Introduction
A fundamental database operation that is used in many data analysis subroutines is range queries. Range queries find all objects within a lower and upper bound in each dimension. In this module, we will implement parallel range queries using the brute force approach and using an indexing data structure, the Rtree. We will compare performance and examine how performance varies using each algorithm.
Student Learning Outcomes
 Understand the scalability of the brute force and Rtree range query algorithms.
 Compare performance of brute force and Rtree range query algorithms.
 Discover how computebound and memorybound algorithms vary in their scalability.
 Understand the impacts of resource allocation on Rtree algorithm performance.
 Based on foundational knowledge, devise a new resource allocation strategy that may improve performance.
 Synthesize the experimental data to assess what may happen when resources are shared by multiple users.
Prerequisites
Some knowledge of the MPI API and familiarity with the SLURM batch scheduler.
MPI Primitives Used
 MPI_Reduce
Files Required
Optional Files
Problem Description
An illustrative example of using range queries in the context of a database of movies is as follows. Consider a range query that finds all movies from June 1, 2010–July 1, 2011 that have a rating between 7.1–9.1. In this example, we will use the time since epoch to represent dates (given in seconds since Jan 1, 1970). June 1, 2010–July 1, 2011 correspond to the following time ranges 1275375600–1309503600. Figure 1 plots the data in this database, showing the release date vs. movie rating. A red rectangle outlines the abovementioned range query. From the plot, we observe that 3 movies match the range query criteria.
Let $D$ be the total number of movies, and $d$ be the number of dimensions. In the movie database example, $d=2$. To compute a single range query, each data point must be compared to the ranges in each dimension to determine if the point lies within the ranges. Therefore, using a brute force approach, the complexity for a single range query is $O(D)$.
Programming Activity #1
Write a distributedmemory range query algorithm using the brute force method.

Use and modify the starter file:
range_query_starter.c
. 
Compile all programs with the O3 optimization flag.

Use a single node.

Use the exclusive flag for all experiments so that your results are not polluted by other users running on the node.

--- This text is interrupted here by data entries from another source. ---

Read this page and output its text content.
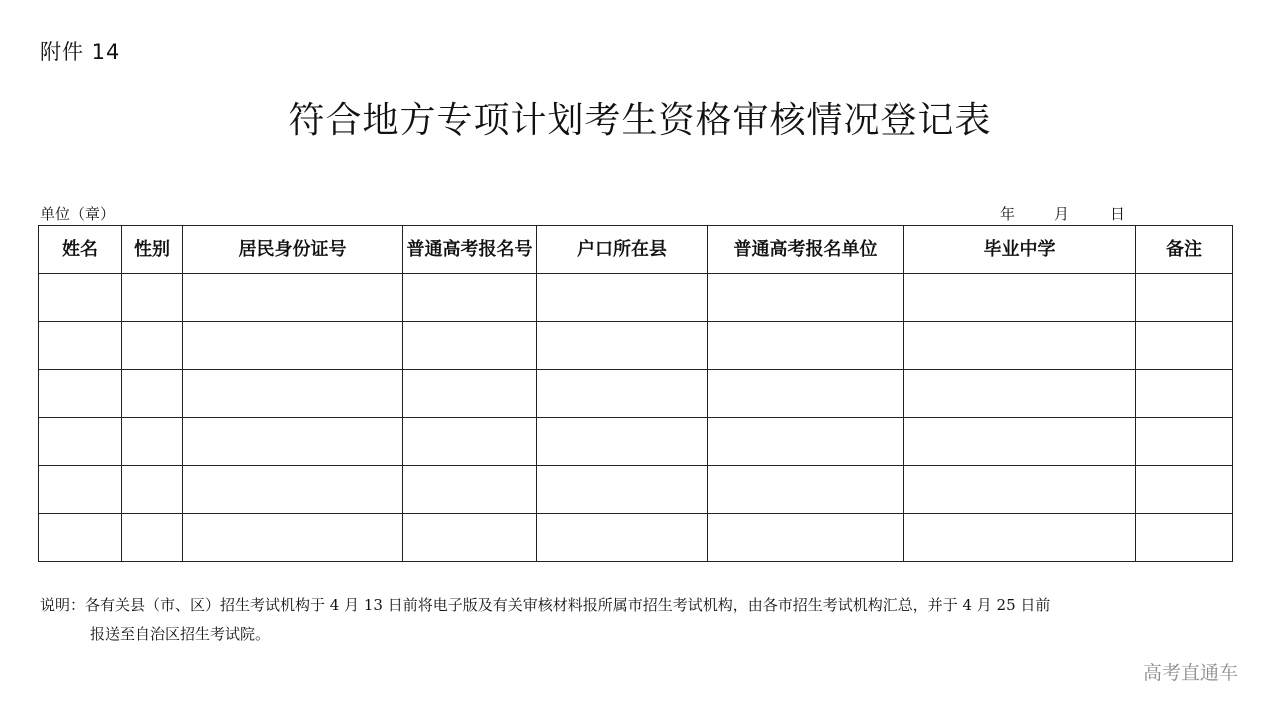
附件 14
符合地方专项计划考生资格审核情况登记表
单位（章）	年	月	日
姓名	性别	居民身份证号	普通高考报名号	户口所在县	普通高考报名单位	毕业中学	备注

说明：各有关县（市、区）招生考试机构于 4 月 13 日前将电子版及有关审核材料报所属市招生考试机构，由各市招生考试机构汇总，并于 4 月 25 日前
报送至自治区招生考试院。
高考直通车
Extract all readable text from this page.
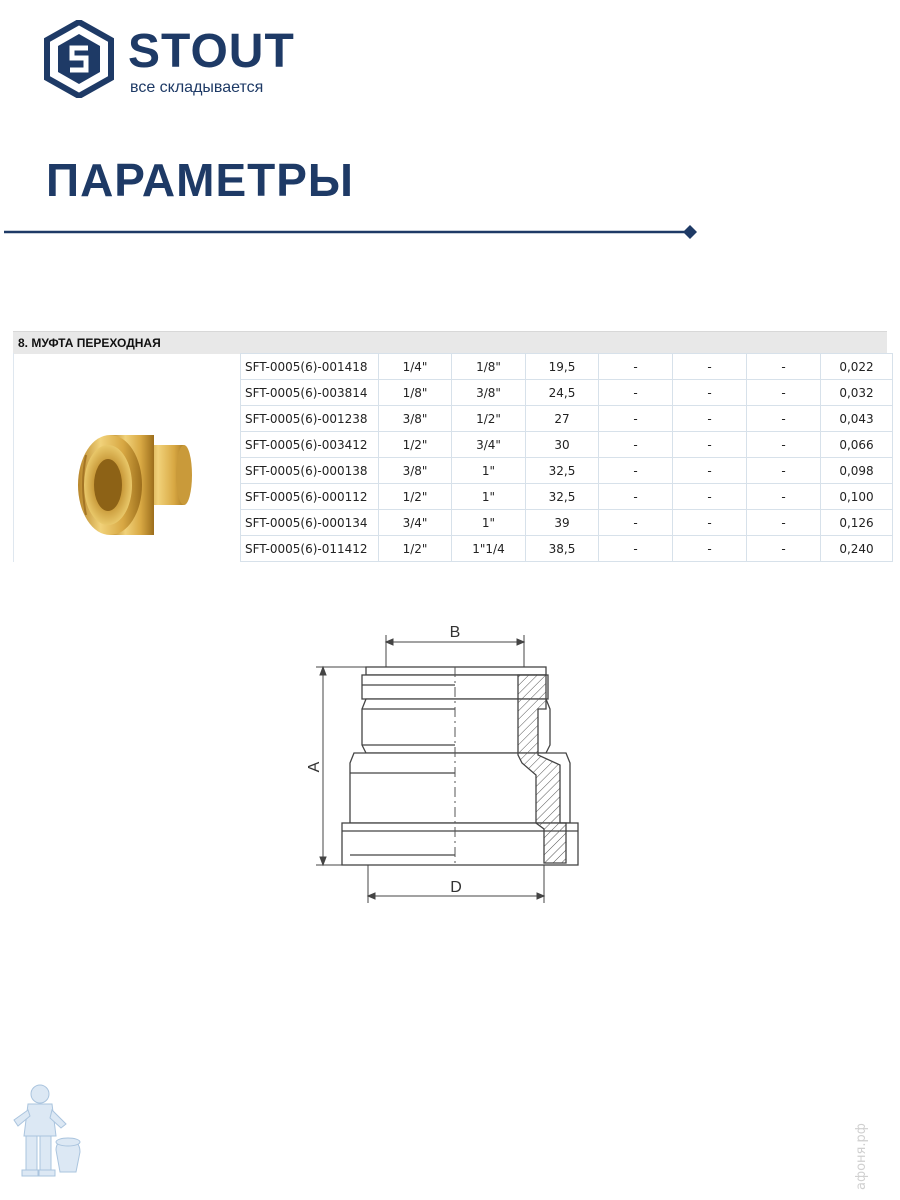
STOUT
все складывается
ПАРАМЕТРЫ
8. МУФТА ПЕРЕХОДНАЯ
SFT-0005(6)-001418	1/4"	1/8"	19,5	-	-	-	0,022
SFT-0005(6)-003814	1/8"	3/8"	24,5	-	-	-	0,032
SFT-0005(6)-001238	3/8"	1/2"	27	-	-	-	0,043
SFT-0005(6)-003412	1/2"	3/4"	30	-	-	-	0,066
SFT-0005(6)-000138	3/8"	1"	32,5	-	-	-	0,098
SFT-0005(6)-000112	1/2"	1"	32,5	-	-	-	0,100
SFT-0005(6)-000134	3/4"	1"	39	-	-	-	0,126
SFT-0005(6)-011412	1/2"	1"1/4	38,5	-	-	-	0,240
B
A
D
афоня.рф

The starter file will generate input and query datasets at each rank.

The input dataset, $D$, will be replicated across all ranks.

The query dataset, $Q$, will assign $\lfloor Q/p\rfloor$ queries to each rank. Since we take the floor of $Q/p$, then we do not need to consider the case where there are “leftover” queries to search; therefore, we may search slightly fewer than $Q$ queries if $Q~mod~p~!=0$.

The query dataset that is generated varies between ranks.

The value of a data point in the dataset in dimension $j$ denoted as $p_j \in D$ lies within the range of dimension $j$ if $r_j^{lower}\leq p_j\leq r_j^{upper}$, where $r_j^{lower}$ and $r_j^{upper}$ are the lower and upper bounds of the range in dimension $j$. Make sure to check the logic of your comparison operators.

The total size of $D$ and $Q$ will be given on the command line.

Q1: Excluding the fact that the algorithm is brute force, what is one potential inefficiency described in the programming activity?
Validation
 You may want to make your own example dataset to test that the logic of your range queries is correct. The data used to make Figure 1 is in the file
movie_data.txt
.  For each range query, you will store the number of hits for that query in an array (i.e., the number of data points within the range). For example, the range query in Figure 1 has 3 hits. After timing the computation, you will add up the values of this array to compute the local sum, then perform a reduction to compute the global sum at rank 0 (be sure to use a suitable data type for this value in your program). Output the global sum.
 The global sum for $p=20$ is 467,634,204 (for the programming activity, not the movie dataset).
In your report, include tables with the following information for executions with $p=1, 4, 8, 12, 16, 20$ process ranks, with $D=2000000$ and $Q=100000$. You will create a table showing the total response time, speedup, parallel efficiency, and the global sum for validation purposes. The total response time is the time needed to compute the range queries on the longest executing rank. Use a reduction to compute the total response time.
Include all job scripts in the submitted archive. The job script may be the same for all executions. Use a single dedicated node for all experiments. An example template table is given below.
Table 1: Total response time, speedup, and parallel efficiency (one node).
# of Ranks ($p$)  Time (s)  Speedup  Parallel Efficiency  Global Sum  Job Script Name (*.sh) 

1  
4  
8  
12  
16  
20 
Using the data you collected in your table, answer the following questions. Be sure to refer to specific values in your table when responding to these questions.
 Q2: Describe the performance of the brute force algorithm, does it scale well? Explain.